Experts say around 10,000 people who protected their pension pot from high tax charges in 2006 could be better off if they take their benefits before the lifetime allowance is reduced next year.
In his Autumn Statement in December, chancellor George Osborne announced plans to cut the lifetime allowance from £1.5m to £1.25m from 6 April 2014. The annual allowance will also be reduced from £50,000 to £40,000.
The Government is considering introducing two new forms of protection for those who are close to the existing lifetime allowance – fixed protection and ‘personalised’ protection.
If a client takes the new fixed protection they will need to cease contributions by 6 April 2014. If they do this, they will keep the maximum tax-free lump sum of £375,000.
HMRC could also bring in a new personalised protection regime for those with a pension pot worth more than £1.25m on 6 April 2014.
Aviva corporate benefits head of policy John Lawson says around 10,000 people who took out enhanced protection on A Day on 6 April 2006 will need to review their pension before April 2014 in light of the lifetime allowance cut.
This is because the maximum tax-free lump sum they can take will fall from £375,000 to £312,500.
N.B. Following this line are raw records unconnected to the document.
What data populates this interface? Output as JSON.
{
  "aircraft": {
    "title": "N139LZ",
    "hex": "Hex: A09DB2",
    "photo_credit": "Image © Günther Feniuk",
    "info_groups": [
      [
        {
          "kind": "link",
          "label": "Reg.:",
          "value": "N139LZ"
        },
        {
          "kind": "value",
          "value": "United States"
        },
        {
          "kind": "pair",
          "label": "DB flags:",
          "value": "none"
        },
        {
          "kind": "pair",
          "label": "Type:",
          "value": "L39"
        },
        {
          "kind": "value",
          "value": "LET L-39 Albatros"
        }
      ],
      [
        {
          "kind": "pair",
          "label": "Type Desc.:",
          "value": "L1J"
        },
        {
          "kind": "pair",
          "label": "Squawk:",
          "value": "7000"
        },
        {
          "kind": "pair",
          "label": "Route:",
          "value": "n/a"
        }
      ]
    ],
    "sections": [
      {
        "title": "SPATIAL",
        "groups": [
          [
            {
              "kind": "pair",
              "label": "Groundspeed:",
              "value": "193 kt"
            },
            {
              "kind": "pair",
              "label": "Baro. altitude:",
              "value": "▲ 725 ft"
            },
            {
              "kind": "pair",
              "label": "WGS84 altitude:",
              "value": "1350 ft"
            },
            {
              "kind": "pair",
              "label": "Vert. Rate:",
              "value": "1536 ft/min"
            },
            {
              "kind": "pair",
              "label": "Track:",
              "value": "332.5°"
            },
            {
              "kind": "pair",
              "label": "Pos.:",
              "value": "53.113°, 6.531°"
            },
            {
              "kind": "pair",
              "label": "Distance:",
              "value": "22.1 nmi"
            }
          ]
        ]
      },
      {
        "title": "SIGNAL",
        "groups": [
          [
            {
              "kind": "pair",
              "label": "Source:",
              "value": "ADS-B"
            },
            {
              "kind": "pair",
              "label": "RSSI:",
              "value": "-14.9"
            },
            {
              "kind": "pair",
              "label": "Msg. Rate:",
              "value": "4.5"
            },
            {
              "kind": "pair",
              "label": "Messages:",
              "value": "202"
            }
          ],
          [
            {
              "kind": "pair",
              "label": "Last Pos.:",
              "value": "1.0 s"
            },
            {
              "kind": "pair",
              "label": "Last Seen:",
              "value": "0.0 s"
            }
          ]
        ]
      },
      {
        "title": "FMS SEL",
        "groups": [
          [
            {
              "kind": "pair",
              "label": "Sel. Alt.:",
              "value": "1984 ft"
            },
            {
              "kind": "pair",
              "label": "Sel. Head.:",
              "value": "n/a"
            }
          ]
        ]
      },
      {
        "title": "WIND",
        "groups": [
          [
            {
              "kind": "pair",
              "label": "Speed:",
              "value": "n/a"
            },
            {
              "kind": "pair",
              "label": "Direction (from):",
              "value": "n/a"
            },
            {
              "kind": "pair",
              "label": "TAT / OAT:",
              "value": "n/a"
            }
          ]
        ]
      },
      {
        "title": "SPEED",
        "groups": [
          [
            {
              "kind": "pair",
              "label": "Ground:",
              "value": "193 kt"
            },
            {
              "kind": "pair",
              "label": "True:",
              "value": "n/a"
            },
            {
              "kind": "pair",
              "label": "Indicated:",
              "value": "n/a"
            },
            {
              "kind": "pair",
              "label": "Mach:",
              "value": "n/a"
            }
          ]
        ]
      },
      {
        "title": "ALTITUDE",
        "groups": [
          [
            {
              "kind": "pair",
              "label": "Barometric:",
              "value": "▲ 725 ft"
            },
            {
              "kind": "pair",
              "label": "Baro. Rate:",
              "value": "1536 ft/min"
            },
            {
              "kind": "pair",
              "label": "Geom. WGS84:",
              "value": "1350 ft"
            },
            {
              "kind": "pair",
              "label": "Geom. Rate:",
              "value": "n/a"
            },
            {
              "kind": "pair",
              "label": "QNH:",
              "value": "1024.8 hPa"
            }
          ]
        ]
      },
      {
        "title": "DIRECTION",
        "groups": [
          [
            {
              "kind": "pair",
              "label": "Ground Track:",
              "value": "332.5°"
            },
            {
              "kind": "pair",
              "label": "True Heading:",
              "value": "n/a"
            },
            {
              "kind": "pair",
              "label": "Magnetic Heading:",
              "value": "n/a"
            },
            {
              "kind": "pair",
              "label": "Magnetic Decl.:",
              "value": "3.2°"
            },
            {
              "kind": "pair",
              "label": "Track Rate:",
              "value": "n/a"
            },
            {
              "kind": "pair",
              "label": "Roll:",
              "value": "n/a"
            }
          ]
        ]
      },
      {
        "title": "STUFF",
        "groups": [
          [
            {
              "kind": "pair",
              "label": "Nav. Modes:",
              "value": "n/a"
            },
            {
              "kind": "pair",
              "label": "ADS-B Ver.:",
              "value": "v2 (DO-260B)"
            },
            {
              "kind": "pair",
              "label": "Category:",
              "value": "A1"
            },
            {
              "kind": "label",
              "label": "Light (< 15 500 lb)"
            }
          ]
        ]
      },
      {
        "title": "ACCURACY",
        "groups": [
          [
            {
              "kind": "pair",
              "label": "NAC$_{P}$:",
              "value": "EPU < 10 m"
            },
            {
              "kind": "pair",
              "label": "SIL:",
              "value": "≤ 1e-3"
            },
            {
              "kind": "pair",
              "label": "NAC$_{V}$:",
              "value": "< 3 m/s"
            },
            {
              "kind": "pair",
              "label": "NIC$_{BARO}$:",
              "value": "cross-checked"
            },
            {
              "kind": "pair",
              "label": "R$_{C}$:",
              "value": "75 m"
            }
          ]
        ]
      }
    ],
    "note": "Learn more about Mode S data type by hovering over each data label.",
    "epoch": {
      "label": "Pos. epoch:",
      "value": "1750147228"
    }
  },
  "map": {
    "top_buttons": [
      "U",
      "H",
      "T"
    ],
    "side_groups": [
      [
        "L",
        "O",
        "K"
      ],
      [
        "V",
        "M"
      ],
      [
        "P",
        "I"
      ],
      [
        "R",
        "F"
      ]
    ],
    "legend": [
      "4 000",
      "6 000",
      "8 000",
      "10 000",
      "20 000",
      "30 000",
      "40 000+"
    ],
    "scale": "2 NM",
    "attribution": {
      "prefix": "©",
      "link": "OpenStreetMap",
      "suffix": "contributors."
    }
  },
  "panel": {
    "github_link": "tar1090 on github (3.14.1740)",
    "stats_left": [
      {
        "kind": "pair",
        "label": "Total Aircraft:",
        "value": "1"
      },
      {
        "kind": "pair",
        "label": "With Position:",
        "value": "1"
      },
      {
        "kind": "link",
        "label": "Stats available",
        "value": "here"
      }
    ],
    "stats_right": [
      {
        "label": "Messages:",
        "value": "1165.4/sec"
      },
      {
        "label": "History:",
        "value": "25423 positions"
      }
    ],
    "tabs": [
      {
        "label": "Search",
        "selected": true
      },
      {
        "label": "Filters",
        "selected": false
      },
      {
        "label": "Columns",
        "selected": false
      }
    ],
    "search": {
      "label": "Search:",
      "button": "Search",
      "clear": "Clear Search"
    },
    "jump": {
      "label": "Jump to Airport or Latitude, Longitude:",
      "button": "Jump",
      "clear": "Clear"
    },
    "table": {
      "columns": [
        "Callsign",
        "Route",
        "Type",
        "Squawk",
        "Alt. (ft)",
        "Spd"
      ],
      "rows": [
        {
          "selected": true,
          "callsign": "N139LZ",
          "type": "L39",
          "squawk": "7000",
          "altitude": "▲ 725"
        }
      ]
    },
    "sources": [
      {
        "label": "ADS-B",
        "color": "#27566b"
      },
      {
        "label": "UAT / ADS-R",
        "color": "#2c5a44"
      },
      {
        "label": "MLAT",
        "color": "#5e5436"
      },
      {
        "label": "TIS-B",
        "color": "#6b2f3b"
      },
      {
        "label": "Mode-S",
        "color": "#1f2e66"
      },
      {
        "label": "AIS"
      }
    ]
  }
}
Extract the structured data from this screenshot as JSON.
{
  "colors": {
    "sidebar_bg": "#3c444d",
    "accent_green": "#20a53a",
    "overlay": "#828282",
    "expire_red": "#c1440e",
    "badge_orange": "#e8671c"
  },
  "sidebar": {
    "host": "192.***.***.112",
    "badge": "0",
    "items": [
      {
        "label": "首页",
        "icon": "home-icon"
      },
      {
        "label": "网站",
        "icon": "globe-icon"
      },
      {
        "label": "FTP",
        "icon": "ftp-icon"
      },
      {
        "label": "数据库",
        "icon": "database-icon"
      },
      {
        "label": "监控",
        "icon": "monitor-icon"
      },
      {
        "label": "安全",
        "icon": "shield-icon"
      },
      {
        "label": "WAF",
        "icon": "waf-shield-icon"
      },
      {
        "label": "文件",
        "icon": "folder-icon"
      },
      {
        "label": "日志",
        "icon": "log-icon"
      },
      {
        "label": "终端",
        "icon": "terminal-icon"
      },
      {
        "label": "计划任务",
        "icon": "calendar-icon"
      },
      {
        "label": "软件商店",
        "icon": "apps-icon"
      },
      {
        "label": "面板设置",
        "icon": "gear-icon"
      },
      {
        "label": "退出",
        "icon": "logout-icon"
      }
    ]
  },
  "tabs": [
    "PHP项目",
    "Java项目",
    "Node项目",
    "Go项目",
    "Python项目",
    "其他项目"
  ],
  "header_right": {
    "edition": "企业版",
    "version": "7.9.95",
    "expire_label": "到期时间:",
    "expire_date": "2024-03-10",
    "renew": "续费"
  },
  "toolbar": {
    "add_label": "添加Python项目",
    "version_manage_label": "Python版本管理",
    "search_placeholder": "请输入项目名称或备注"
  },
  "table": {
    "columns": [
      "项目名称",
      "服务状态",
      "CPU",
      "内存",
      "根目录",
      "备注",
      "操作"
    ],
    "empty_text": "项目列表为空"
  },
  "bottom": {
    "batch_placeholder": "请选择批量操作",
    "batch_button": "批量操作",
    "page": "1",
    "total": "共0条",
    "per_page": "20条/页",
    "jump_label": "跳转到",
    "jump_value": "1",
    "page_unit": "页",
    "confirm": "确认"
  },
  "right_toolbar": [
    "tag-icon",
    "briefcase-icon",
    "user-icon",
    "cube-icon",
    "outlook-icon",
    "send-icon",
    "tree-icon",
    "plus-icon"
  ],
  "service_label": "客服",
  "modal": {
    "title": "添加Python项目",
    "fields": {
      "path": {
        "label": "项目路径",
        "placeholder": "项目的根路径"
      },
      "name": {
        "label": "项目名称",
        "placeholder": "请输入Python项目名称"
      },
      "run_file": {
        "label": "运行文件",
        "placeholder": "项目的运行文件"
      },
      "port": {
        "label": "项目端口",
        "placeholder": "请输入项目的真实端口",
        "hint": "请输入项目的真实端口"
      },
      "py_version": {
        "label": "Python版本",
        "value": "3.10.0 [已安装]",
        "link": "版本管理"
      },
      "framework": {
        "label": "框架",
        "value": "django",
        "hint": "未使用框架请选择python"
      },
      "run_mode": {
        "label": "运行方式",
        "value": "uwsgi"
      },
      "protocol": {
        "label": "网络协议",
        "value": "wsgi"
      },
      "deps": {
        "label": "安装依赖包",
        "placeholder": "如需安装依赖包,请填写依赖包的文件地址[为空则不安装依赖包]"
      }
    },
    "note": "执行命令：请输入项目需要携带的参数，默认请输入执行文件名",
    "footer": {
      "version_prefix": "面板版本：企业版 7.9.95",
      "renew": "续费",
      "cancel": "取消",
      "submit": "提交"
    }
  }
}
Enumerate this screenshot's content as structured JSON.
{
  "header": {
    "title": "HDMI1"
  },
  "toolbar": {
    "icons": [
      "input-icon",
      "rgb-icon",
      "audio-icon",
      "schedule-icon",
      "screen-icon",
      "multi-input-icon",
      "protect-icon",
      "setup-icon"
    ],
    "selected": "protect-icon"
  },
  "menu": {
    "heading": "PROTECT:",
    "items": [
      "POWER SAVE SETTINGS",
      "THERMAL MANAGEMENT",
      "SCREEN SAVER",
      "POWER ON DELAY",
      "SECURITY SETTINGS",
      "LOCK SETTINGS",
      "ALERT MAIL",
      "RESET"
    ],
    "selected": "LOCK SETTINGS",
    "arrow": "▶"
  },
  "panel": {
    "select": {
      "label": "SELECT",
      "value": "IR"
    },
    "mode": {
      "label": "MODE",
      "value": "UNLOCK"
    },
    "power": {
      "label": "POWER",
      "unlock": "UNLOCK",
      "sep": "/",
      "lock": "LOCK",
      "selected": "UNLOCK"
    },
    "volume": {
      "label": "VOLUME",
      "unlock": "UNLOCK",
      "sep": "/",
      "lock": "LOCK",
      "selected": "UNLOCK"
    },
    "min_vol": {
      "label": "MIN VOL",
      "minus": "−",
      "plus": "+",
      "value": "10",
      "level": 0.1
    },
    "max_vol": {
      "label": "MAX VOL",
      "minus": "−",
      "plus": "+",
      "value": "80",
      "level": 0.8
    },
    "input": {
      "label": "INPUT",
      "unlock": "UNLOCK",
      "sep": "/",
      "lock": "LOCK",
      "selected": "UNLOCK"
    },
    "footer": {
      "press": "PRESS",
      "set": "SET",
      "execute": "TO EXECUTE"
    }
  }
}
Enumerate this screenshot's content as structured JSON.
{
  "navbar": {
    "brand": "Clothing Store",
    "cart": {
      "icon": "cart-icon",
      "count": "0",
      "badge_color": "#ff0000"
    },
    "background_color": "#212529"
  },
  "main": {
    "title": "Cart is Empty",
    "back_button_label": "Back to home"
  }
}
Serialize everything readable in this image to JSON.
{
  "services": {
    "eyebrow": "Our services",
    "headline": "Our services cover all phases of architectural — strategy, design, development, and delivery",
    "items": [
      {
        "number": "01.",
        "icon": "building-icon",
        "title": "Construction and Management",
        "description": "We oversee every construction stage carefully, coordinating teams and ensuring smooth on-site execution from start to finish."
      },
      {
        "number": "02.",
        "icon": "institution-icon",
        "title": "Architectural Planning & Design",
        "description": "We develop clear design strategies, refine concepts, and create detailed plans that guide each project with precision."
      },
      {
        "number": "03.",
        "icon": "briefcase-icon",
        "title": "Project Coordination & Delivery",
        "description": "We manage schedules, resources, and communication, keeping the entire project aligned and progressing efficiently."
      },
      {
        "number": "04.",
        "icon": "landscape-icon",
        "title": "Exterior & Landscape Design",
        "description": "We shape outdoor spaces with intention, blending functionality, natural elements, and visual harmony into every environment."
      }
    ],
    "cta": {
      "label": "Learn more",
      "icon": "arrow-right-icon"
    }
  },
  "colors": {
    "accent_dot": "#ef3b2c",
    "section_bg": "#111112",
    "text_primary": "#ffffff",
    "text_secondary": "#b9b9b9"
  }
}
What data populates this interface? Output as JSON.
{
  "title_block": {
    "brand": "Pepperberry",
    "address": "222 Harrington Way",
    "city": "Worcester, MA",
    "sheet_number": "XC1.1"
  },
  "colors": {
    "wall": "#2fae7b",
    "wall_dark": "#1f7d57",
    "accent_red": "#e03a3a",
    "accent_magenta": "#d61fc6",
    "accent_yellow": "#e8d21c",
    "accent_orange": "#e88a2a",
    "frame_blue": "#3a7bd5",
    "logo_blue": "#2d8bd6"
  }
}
He says: “As the lifetime allowance falls, the amount of tax-free lump sum you can take falls as well. To protect yourself against that, you can take the benefit before it falls or apply for the new fixed protection.
“Advisers should go through their customer base and have a conversation about the impact this will have on their tax-free lump sum. Some people will be better off taking their pension before 6 April 2014 and getting the extra tax-free lump sum.”
Syndaxi Chartered Financial Planners managing director Robert Reid says: “This is another example of why it is so difficult to give people long-term advice.”